Planes, Trains, and Automobiles

I very much enjoyed the 1987 movie starring Steve Martin and John Candy, but that is not what I am writing about. In my book, Eugenica, the protagonists use planes, trains, and automobiles to escape their pursuers. Well, actually they use the singular of each of those modes of transport. One plane, a De Havilland Dragon Rapide, one train, a mixed goods and passenger service on a local line, and one car, a Bentley Speed Six Tourer. It is a fact long understood and appreciated by movie makers that using transport in chase scenes just ramps up the excitement.

In my younger days I enjoyed adventure stories. They all followed a very similar pattern of course and invariably they would have at least one chase, the better books usually more. Sometimes it would be on foot. Occasionally, it might include horses, but in the modern age nothing could beat mechanical transport for speed, danger, and edge of the seat thrills. When I started writing Eugenica I did not have an adventure story as such in mind. The first theme of the book was simply illustrating that the path to hell is paved with good intentions. The misguided principles of eugenics were turned from a promise of a better, healthier future into a nightmare of oppression, division, and control. One part of the book did this through an ongoing discussion of eugenics as a theory, the other was more practical and seen from the point of view of a group of people who were suffering the real-life consequences of the developing form of dysgenics.

Dysgenics is the negative form of eugenics. It was used by the Nazi government as justification for persecuting and trying to eradicate minorities including the disabled, gypsies, homosexuals, and of course the Jewish people. For a novel it makes for heavy going as subject matter.

The second theme of the book was the strength of the human spirit in adversity. Having created a world, an alternate 1930’s, where eugenics had become a government policy, I dropped a group of victims into it. As a writer you get to do such cruel things. They appeared totally overmatched for the trials that were to come their way. Young, alone, and each one with a different kind of disability they were pitched against a government ministry and all of its resources. Now that is an adverse situation to find yourself in.

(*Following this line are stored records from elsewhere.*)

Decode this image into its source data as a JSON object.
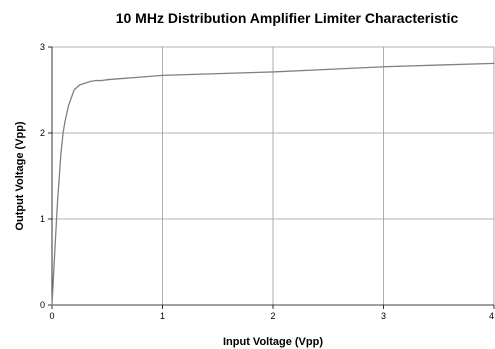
{
  "chart_data": {
    "type": "line",
    "title": "10 MHz Distribution Amplifier Limiter Characteristic",
    "xlabel": "Input Voltage (Vpp)",
    "ylabel": "Output Voltage (Vpp)",
    "xlim": [
      0,
      4
    ],
    "ylim": [
      0,
      3
    ],
    "x_ticks": [
      "0",
      "1",
      "2",
      "3",
      "4"
    ],
    "y_ticks": [
      "0",
      "1",
      "2",
      "3"
    ],
    "grid": true,
    "series": [
      {
        "color": "#808080",
        "x": [
          0,
          0.02,
          0.05,
          0.08,
          0.1,
          0.12,
          0.15,
          0.2,
          0.25,
          0.3,
          0.35,
          0.4,
          0.45,
          0.5,
          0.6,
          0.8,
          1.0,
          1.5,
          2.0,
          2.5,
          3.0,
          3.5,
          4.0
        ],
        "y": [
          0,
          0.5,
          1.2,
          1.75,
          2.0,
          2.15,
          2.32,
          2.5,
          2.56,
          2.58,
          2.6,
          2.61,
          2.61,
          2.62,
          2.63,
          2.65,
          2.67,
          2.69,
          2.71,
          2.74,
          2.77,
          2.79,
          2.81
        ]
      }
    ]
  }
}
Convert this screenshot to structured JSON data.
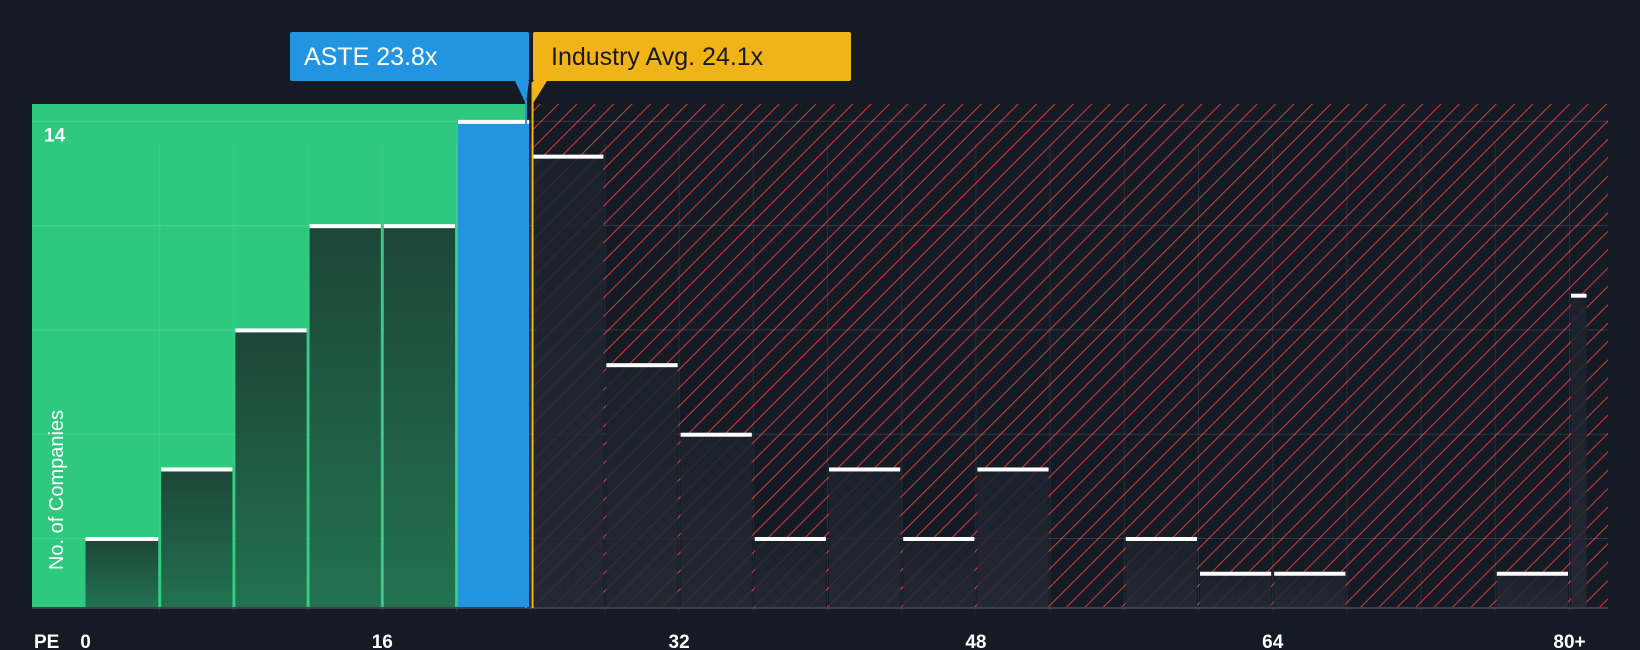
{
  "chart_data": {
    "type": "bar",
    "title": "",
    "xlabel": "PE",
    "ylabel": "No. of Companies",
    "xlim": [
      0,
      81
    ],
    "x_ticks": [
      {
        "value": 0,
        "label": "0"
      },
      {
        "value": 16,
        "label": "16"
      },
      {
        "value": 32,
        "label": "32"
      },
      {
        "value": 48,
        "label": "48"
      },
      {
        "value": 64,
        "label": "64"
      },
      {
        "value": 80,
        "label": "80+"
      }
    ],
    "ylim": [
      0,
      14.5
    ],
    "y_ticks": [
      {
        "value": 14,
        "label": "14"
      }
    ],
    "grid": true,
    "bins": [
      {
        "start": 0,
        "end": 4,
        "value": 2
      },
      {
        "start": 4,
        "end": 8,
        "value": 4
      },
      {
        "start": 8,
        "end": 12,
        "value": 8
      },
      {
        "start": 12,
        "end": 16,
        "value": 11
      },
      {
        "start": 16,
        "end": 20,
        "value": 11
      },
      {
        "start": 20,
        "end": 24,
        "value": 14,
        "highlight": true
      },
      {
        "start": 24,
        "end": 28,
        "value": 13
      },
      {
        "start": 28,
        "end": 32,
        "value": 7
      },
      {
        "start": 32,
        "end": 36,
        "value": 5
      },
      {
        "start": 36,
        "end": 40,
        "value": 2
      },
      {
        "start": 40,
        "end": 44,
        "value": 4
      },
      {
        "start": 44,
        "end": 48,
        "value": 2
      },
      {
        "start": 48,
        "end": 52,
        "value": 4
      },
      {
        "start": 56,
        "end": 60,
        "value": 2
      },
      {
        "start": 60,
        "end": 64,
        "value": 1
      },
      {
        "start": 64,
        "end": 68,
        "value": 1
      },
      {
        "start": 76,
        "end": 80,
        "value": 1
      },
      {
        "start": 80,
        "end": 81,
        "value": 9
      }
    ],
    "company": {
      "label": "ASTE 23.8x",
      "value": 23.8
    },
    "industry": {
      "label": "Industry Avg. 24.1x",
      "value": 24.1
    }
  },
  "colors": {
    "background": "#151b24",
    "undervalued": "#2ec97e",
    "overvalued": "#d43c3c",
    "company": "#2394e0",
    "industry": "#f0b418"
  }
}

As the story developed, I became aware of both how dark it had become and how much darker it could get. There was a point after a young girl died following a beating from the wardens who were supposed to be looking after her that caused me to stop and think where the book was going? I had two choices, the first, was further into the dark, the second was to affect an escape and let the heroes soar. I chose the second option. I could have pushed further into the darkness. I could have written a tale of injustice and the horror of how quickly one person starts treating another in an inhuman way, but I was finding it difficult to find a way out of that situation. It did not seem enough for my characters, particularly Grace and Tom, to just survive. Also, it would require other people to make the change happen that would bring an end to their torment. In my experience people often think that those with a disability always need help when in reality the disabled just want to do things for themselves.

That was the key. I wanted Grace and Tom to become masters of their own fate. To do that they had to escape. The moment that they put their plan into action the book took a turn in direction. Instead of following the path down to a dark place it turned and went into the light. Once the chase began the element of adventure was introduced. Consciously or unconsciously, those books that I read began to exert an influence over my writing. Grace, with her missing hand and leg, Tom with his blindness, Mary with her stunted body, and Hector having to use a wheelchair, became a very unlikely group of fugitives. It was fun writing about their adventures because the very limitations that arose from the disabilities that I gave each character demanded the use of imagination to get them out of the dangerous situations that they inevitably found themselves in.

Disabled people are rarely seen in a positive light. I believe that many display an uncommon strength of human spirit in just living their daily lives. Even more so when they get to do the things that they want to do. There are very few heroes with actual disabilities in the adventure genre. I wanted to put four more up for consideration. Of course, Eugenica is a fantasy. It is a piece of speculative fiction. It does not really compare to the trials that real people have to go through each day in this so-called civilised society. The ability of such people to display their strength of spirit to achieve even mundane acts should not be underestimated. I have yet to hear from a reader who thought that Grace, Tom, Mary, and Hector were not believable within the context of the book. I have heard from a number of people that they really liked them. I would like to think that my fantastic four are remembered for their stirring exploits, riding planes, trains, and automobiles to freedom, being able to achieve their own fates, rather than as merely disabled people dependent upon others.